The Philadelphia Fed manufacturing index is based on a standalone question regarding business conditions, unlike the ISM index which combines multiple component surveys. Current general activity rose 15 points from a revised reading of 2.4 in December to 17.0 in January. 39% of firms reported increases, while 22% reported decreases. Current shipments rose 8 points, and new orders rose 7 points. Unfilled orders and delivery times sunk into negative territory in January, indicating shorter delivery times and a reduction in unfilled orders. Inventories also declined slightly.
Philadelphia Fed Manufacturing Outlook jumped 15 pts in Jan to 17. New orders and shipments both saw 7-8 point jumps. Prices also showed signs of improving. Expectations improved as well but not as robustly. https://t.co/qqM1R8eJiw pic.twitter.com/KnATeHyZfW
— MTS Insights (@MTSInsights) January 16, 2020
Employment reportedly increased from 3 points to 19.3, with 28% of firms reporting higher employment vs. 9% reporting lower. The average workweek dipped 3 points. Prices paid rose overall, although 78% of firms reported no increase for their particular business. In terms of outlook, 49% of firms anticipate increased activity this year vs. just 11% expecting reduced activity. Future new orders and shipments rose by 8 and 4 points respectively, although future employment dropped 3 points.
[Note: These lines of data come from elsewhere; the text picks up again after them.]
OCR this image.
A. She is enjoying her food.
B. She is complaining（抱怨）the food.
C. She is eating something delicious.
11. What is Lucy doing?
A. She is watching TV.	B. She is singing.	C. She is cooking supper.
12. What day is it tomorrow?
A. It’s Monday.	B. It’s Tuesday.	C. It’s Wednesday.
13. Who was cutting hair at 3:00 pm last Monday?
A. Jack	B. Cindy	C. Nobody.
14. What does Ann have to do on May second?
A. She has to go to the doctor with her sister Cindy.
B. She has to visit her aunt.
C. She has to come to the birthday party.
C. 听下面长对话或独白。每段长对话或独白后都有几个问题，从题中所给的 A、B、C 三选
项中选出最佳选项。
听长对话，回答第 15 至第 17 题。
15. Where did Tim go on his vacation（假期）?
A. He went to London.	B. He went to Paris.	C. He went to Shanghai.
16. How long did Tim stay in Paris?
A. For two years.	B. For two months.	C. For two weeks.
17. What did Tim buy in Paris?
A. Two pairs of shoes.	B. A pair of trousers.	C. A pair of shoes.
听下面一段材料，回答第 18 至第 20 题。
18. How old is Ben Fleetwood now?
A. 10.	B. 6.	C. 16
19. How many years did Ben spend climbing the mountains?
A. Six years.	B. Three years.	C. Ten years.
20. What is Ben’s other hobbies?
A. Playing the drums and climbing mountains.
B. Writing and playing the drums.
The ISM saw new orders rise 7 points to 18.2 in January. Shipments rose 8 points to 23.4, and the six-month outlook rose from 34.4 to 38.4. However, the ISM overall has been contracting for 5 months in a row, while regional indexes like the Empire State and Philly Fed manufacturing indexes are performing better. It’s possible that the data shows that the East Coast is less reliant on Chinese trade than other regions, The ISM factory reading fell to the lowest point since the last recession in December, falling to 47.2.
Market Reaction
Gold prices have seen downward momentum since the release of the report, although continue to trade toward the higher end of today’s range. Spot gold last traded at $1,550.60/oz, down 0.10% with a high of $1,558.16/oz and a low of $1,550.60/oz. With unexpectedly strong retail sales and a reduction in initial jobless claims, the upbeat economic data released today is likely resulting in increased risk appetite throughout the stock and precious metals markets.